Given that the highway improvement program calls for a written agreement in these cases, I call on the Minister of Transport to table all correspondence and documents relative to this backroom deal.

Public Service
Statements By Members

2:05 p.m.

Liberal

Roger Simmons Burin—St. George's, NL

Mr. Speaker, the proposed public service cutbacks are causing quite the stir across the country, particularly in Newfoundland, where the jobless rate remains unacceptably high.

In my riding for example, there is concern about the restructuring and downsizing proposals for Canada employment centres, and about the workforce adjustment policy, job security, seniority rights and the desirability of making departure incentives available to all employees.

Although the government has taken a step forward with its job swap offer, there still is a great fear that the level and quality of badly needed services will suffer at the worst possible time. I share those concerns.

With any changes in the status quo, the government must do everything in its power to ensure that fairness and equity prevail.

Canadian Tulip Festival
Statements By Members

2:10 p.m.

Liberal

Mauril Bélanger Ottawa—Vanier, ON

Mr. Speaker, from today until May 22, the national capital region will again host the Canadian Tulip Festival.

To mark the opening of the festival, Her Royal Highness Princess Margriet of the Netherlands took part in a midday ceremony at Major's Hill Park to launch the 1995 edition of the festival. The festival also coincides with the 50th anniversary of the liberation of the Netherlands by Canadian troops.

This is a good opportunity to remember the thousands of Canadians who fought on Dutch soil and all those who died in the liberation effort. Again this year, the Canadian Tulip Festi-

val will probably stand out as one of the highlights of the national capital's tourist event calendar.

I wish the princess a most enjoyable stay in Canada, the organizers more clement weather than today, and a very good time to all those who will participate in the many activities scheduled.

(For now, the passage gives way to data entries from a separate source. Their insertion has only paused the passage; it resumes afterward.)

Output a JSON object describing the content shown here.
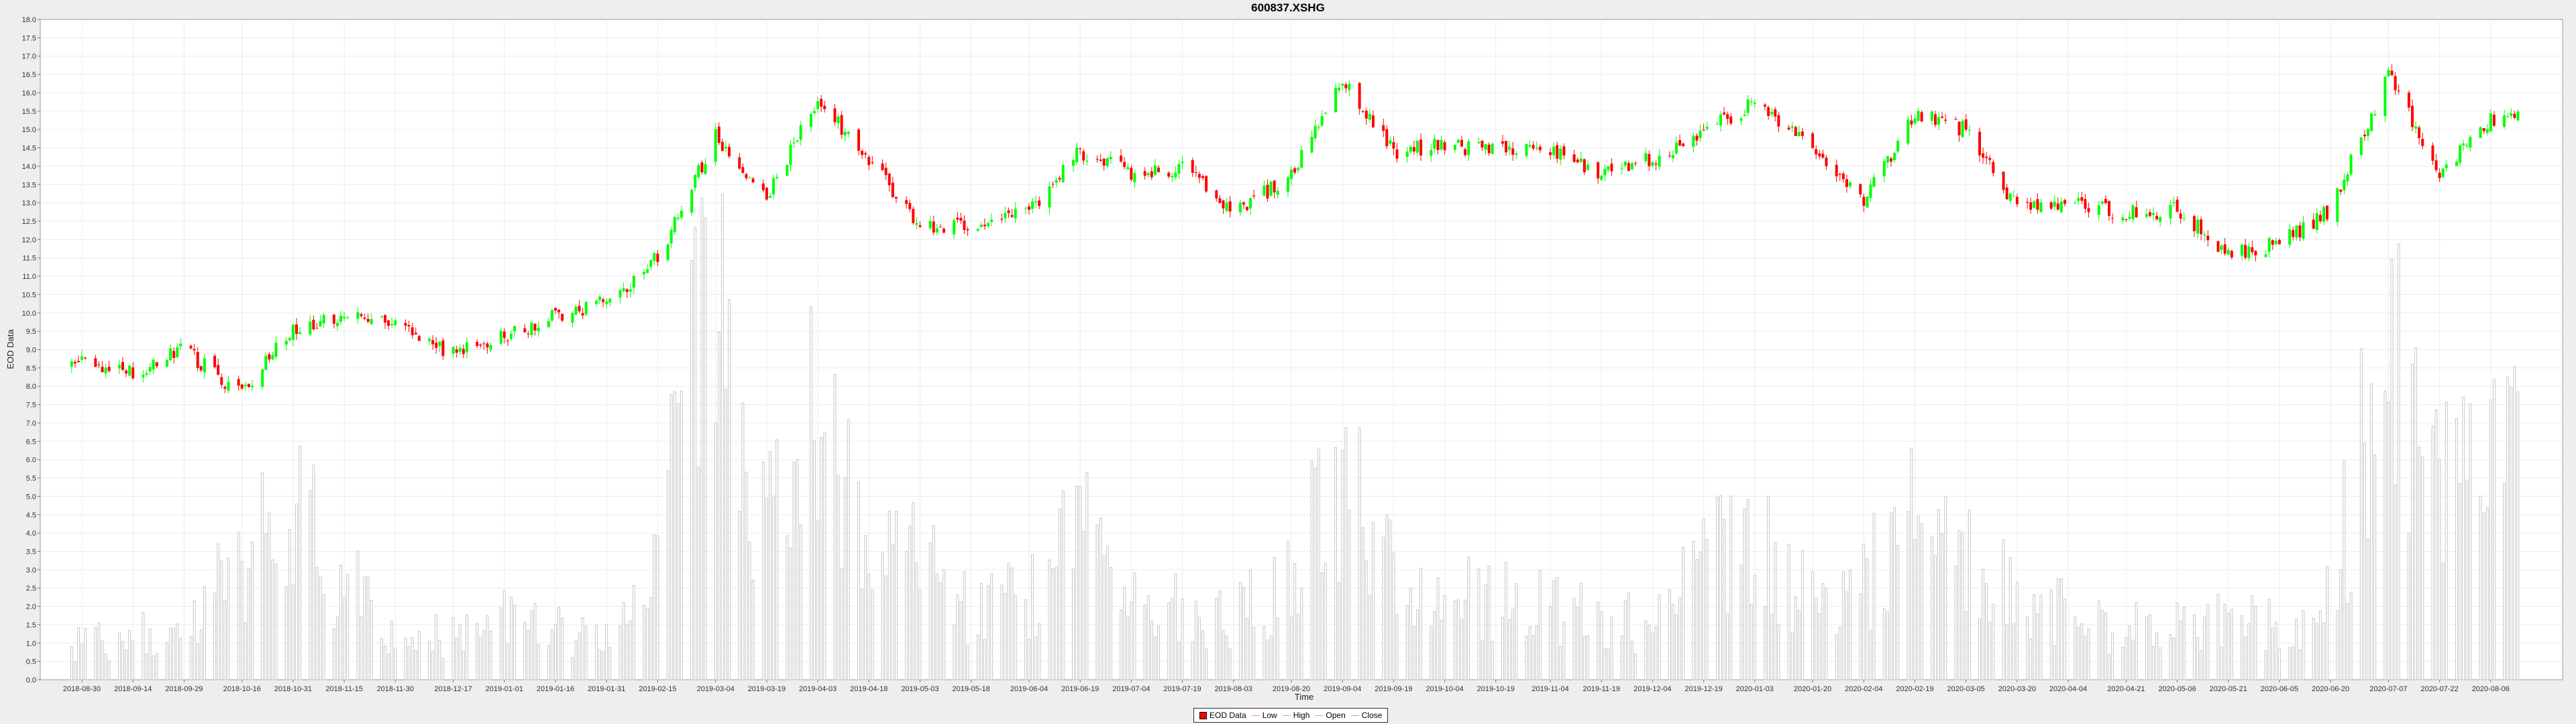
{
  "chart_data": {
    "type": "candlestick",
    "title": "600837.XSHG",
    "xlabel": "Time",
    "ylabel": "EOD Data",
    "ylim": [
      0,
      18
    ],
    "yticks": [
      "0.0",
      "0.5",
      "1.0",
      "1.5",
      "2.0",
      "2.5",
      "3.0",
      "3.5",
      "4.0",
      "4.5",
      "5.0",
      "5.5",
      "6.0",
      "6.5",
      "7.0",
      "7.5",
      "8.0",
      "8.5",
      "9.0",
      "9.5",
      "10.0",
      "10.5",
      "11.0",
      "11.5",
      "12.0",
      "12.5",
      "13.0",
      "13.5",
      "14.0",
      "14.5",
      "15.0",
      "15.5",
      "16.0",
      "16.5",
      "17.0",
      "17.5",
      "18.0"
    ],
    "xticks": [
      "2018-08-30",
      "2018-09-14",
      "2018-09-29",
      "2018-10-16",
      "2018-10-31",
      "2018-11-15",
      "2018-11-30",
      "2018-12-17",
      "2019-01-01",
      "2019-01-16",
      "2019-01-31",
      "2019-02-15",
      "2019-03-04",
      "2019-03-19",
      "2019-04-03",
      "2019-04-18",
      "2019-05-03",
      "2019-05-18",
      "2019-06-04",
      "2019-06-19",
      "2019-07-04",
      "2019-07-19",
      "2019-08-03",
      "2019-08-20",
      "2019-09-04",
      "2019-09-19",
      "2019-10-04",
      "2019-10-19",
      "2019-11-04",
      "2019-11-19",
      "2019-12-04",
      "2019-12-19",
      "2020-01-03",
      "2020-01-20",
      "2020-02-04",
      "2020-02-19",
      "2020-03-05",
      "2020-03-20",
      "2020-04-04",
      "2020-04-21",
      "2020-05-06",
      "2020-05-21",
      "2020-06-05",
      "2020-06-20",
      "2020-07-07",
      "2020-07-22",
      "2020-08-06"
    ],
    "legend": [
      "EOD Data",
      "Low",
      "High",
      "Open",
      "Close"
    ],
    "legend_position": "bottom",
    "grid": true,
    "close_series": [
      {
        "x": "2018-08-30",
        "close": 8.6
      },
      {
        "x": "2018-09-14",
        "close": 8.4
      },
      {
        "x": "2018-09-29",
        "close": 9.0
      },
      {
        "x": "2018-10-16",
        "close": 7.8
      },
      {
        "x": "2018-10-31",
        "close": 9.6
      },
      {
        "x": "2018-11-15",
        "close": 9.9
      },
      {
        "x": "2018-11-30",
        "close": 9.7
      },
      {
        "x": "2018-12-17",
        "close": 8.9
      },
      {
        "x": "2019-01-01",
        "close": 9.4
      },
      {
        "x": "2019-01-16",
        "close": 9.9
      },
      {
        "x": "2019-01-31",
        "close": 10.3
      },
      {
        "x": "2019-02-15",
        "close": 11.5
      },
      {
        "x": "2019-03-04",
        "close": 14.8
      },
      {
        "x": "2019-03-19",
        "close": 13.2
      },
      {
        "x": "2019-04-03",
        "close": 15.8
      },
      {
        "x": "2019-04-18",
        "close": 14.2
      },
      {
        "x": "2019-05-03",
        "close": 12.4
      },
      {
        "x": "2019-05-18",
        "close": 12.3
      },
      {
        "x": "2019-06-04",
        "close": 12.8
      },
      {
        "x": "2019-06-19",
        "close": 14.4
      },
      {
        "x": "2019-07-04",
        "close": 13.8
      },
      {
        "x": "2019-07-19",
        "close": 13.9
      },
      {
        "x": "2019-08-03",
        "close": 12.8
      },
      {
        "x": "2019-08-20",
        "close": 13.7
      },
      {
        "x": "2019-09-04",
        "close": 16.4
      },
      {
        "x": "2019-09-19",
        "close": 14.4
      },
      {
        "x": "2019-10-04",
        "close": 14.6
      },
      {
        "x": "2019-10-19",
        "close": 14.4
      },
      {
        "x": "2019-11-04",
        "close": 14.5
      },
      {
        "x": "2019-11-19",
        "close": 13.8
      },
      {
        "x": "2019-12-04",
        "close": 14.2
      },
      {
        "x": "2019-12-19",
        "close": 15.0
      },
      {
        "x": "2020-01-03",
        "close": 15.7
      },
      {
        "x": "2020-01-20",
        "close": 14.6
      },
      {
        "x": "2020-02-04",
        "close": 13.0
      },
      {
        "x": "2020-02-19",
        "close": 15.4
      },
      {
        "x": "2020-03-05",
        "close": 15.0
      },
      {
        "x": "2020-03-20",
        "close": 12.9
      },
      {
        "x": "2020-04-04",
        "close": 13.0
      },
      {
        "x": "2020-04-21",
        "close": 12.7
      },
      {
        "x": "2020-05-06",
        "close": 12.8
      },
      {
        "x": "2020-05-21",
        "close": 11.6
      },
      {
        "x": "2020-06-05",
        "close": 11.9
      },
      {
        "x": "2020-06-20",
        "close": 12.8
      },
      {
        "x": "2020-07-07",
        "close": 16.5
      },
      {
        "x": "2020-07-22",
        "close": 13.8
      },
      {
        "x": "2020-08-06",
        "close": 15.3
      }
    ],
    "volume_series": [
      {
        "x": "2018-08-30",
        "volume": 1.0
      },
      {
        "x": "2018-09-14",
        "volume": 1.2
      },
      {
        "x": "2018-09-29",
        "volume": 1.3
      },
      {
        "x": "2018-10-16",
        "volume": 3.2
      },
      {
        "x": "2018-10-31",
        "volume": 4.6
      },
      {
        "x": "2018-11-15",
        "volume": 2.6
      },
      {
        "x": "2018-11-30",
        "volume": 1.4
      },
      {
        "x": "2018-12-17",
        "volume": 1.1
      },
      {
        "x": "2019-01-01",
        "volume": 1.6
      },
      {
        "x": "2019-01-16",
        "volume": 1.4
      },
      {
        "x": "2019-01-31",
        "volume": 1.0
      },
      {
        "x": "2019-02-15",
        "volume": 3.6
      },
      {
        "x": "2019-03-04",
        "volume": 10.5
      },
      {
        "x": "2019-03-19",
        "volume": 4.0
      },
      {
        "x": "2019-04-03",
        "volume": 7.6
      },
      {
        "x": "2019-04-18",
        "volume": 3.4
      },
      {
        "x": "2019-05-03",
        "volume": 3.2
      },
      {
        "x": "2019-05-18",
        "volume": 1.8
      },
      {
        "x": "2019-06-04",
        "volume": 2.2
      },
      {
        "x": "2019-06-19",
        "volume": 4.2
      },
      {
        "x": "2019-07-04",
        "volume": 2.0
      },
      {
        "x": "2019-07-19",
        "volume": 1.9
      },
      {
        "x": "2019-08-03",
        "volume": 1.8
      },
      {
        "x": "2019-08-20",
        "volume": 2.6
      },
      {
        "x": "2019-09-04",
        "volume": 6.0
      },
      {
        "x": "2019-09-19",
        "volume": 2.8
      },
      {
        "x": "2019-10-04",
        "volume": 2.4
      },
      {
        "x": "2019-10-19",
        "volume": 2.2
      },
      {
        "x": "2019-11-04",
        "volume": 2.0
      },
      {
        "x": "2019-11-19",
        "volume": 1.5
      },
      {
        "x": "2019-12-04",
        "volume": 1.6
      },
      {
        "x": "2019-12-19",
        "volume": 3.4
      },
      {
        "x": "2020-01-03",
        "volume": 3.6
      },
      {
        "x": "2020-01-20",
        "volume": 2.4
      },
      {
        "x": "2020-02-04",
        "volume": 2.6
      },
      {
        "x": "2020-02-19",
        "volume": 4.4
      },
      {
        "x": "2020-03-05",
        "volume": 4.0
      },
      {
        "x": "2020-03-20",
        "volume": 2.2
      },
      {
        "x": "2020-04-04",
        "volume": 1.8
      },
      {
        "x": "2020-04-21",
        "volume": 1.4
      },
      {
        "x": "2020-05-06",
        "volume": 1.5
      },
      {
        "x": "2020-05-21",
        "volume": 1.6
      },
      {
        "x": "2020-06-05",
        "volume": 1.4
      },
      {
        "x": "2020-06-20",
        "volume": 2.4
      },
      {
        "x": "2020-07-07",
        "volume": 9.0
      },
      {
        "x": "2020-07-22",
        "volume": 4.8
      },
      {
        "x": "2020-08-06",
        "volume": 5.6
      }
    ],
    "colors": {
      "up": "#00ff00",
      "down": "#ff0000",
      "volume": "#c8c8c8",
      "plot_bg": "#ffffff",
      "grid": "#ececec"
    }
  }
}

I would also like to congratulate all the organizers and invite my colleagues to visit the festival in the coming days.

Jesse Davidson
Statements By Members

May 17th, 1995 / 2:10 p.m.

Liberal

Sue Barnes London West, ON

Mr. Speaker, this Saturday a young man from my riding of London West will begin a remarkable journey. On May 20 on the TransCanada Highway at the Ontario-Manitoba border Jesse and John Davidson will set out together for the Quebec border on a route covering over 2,000 miles. They intend to arrive in September.

Jesse cannot walk. He is afflicted with Duchenne muscular dystrophy, a genetic disorder, and is wheelchair bound. John Davidson has vowed to wheel his son across the entire province of Ontario.

This remarkable undertaking is sponsored by the Foundation for Gene and Cell Therapy. The journey will raise public awareness about DMD as well as money so desperately needed for medical research.

Young people with DMD seldom live to see their twenties. Jesse is 14.

I urge all members of the House, particularly Ontario members, and all Canadians to get involved. I am proud to acknowledge the efforts of individuals who take action to make a difference not only for themselves but for all of us. It is now time to show our support for them.

National Marine Strategy
Statements By Members

2:10 p.m.

Bloc

Michel Guimond Beauport—Montmorency—Orléans, QC

Mr. Speaker, the anti-worker attitude of Liberal members is reflected in every page of the report on the national marine strategy tabled by the Standing Committee on Transport.

The report contains many negative comments on the supposedly excessive salaries and on job security. On the basis of two recent disputes, the committee recommends that a commission of inquiry be made responsible for reviewing all aspects of labour-management relations. The Liberals are set to call into question a smoothly operating negotiation system in order to resolve a problem that exists only at the Port of Vancouver.

May I remind you that, since 1975, only 27 working days have been lost as a result of strikes or lockouts at the Port of Montreal, out of a total of more than 7,000 working days.

The official opposition strongly urges the Minister of Labour and the Minister of Transport to reject this recommendation by the transport committee, which calls into question the basic rights of workers in Canada and Quebec.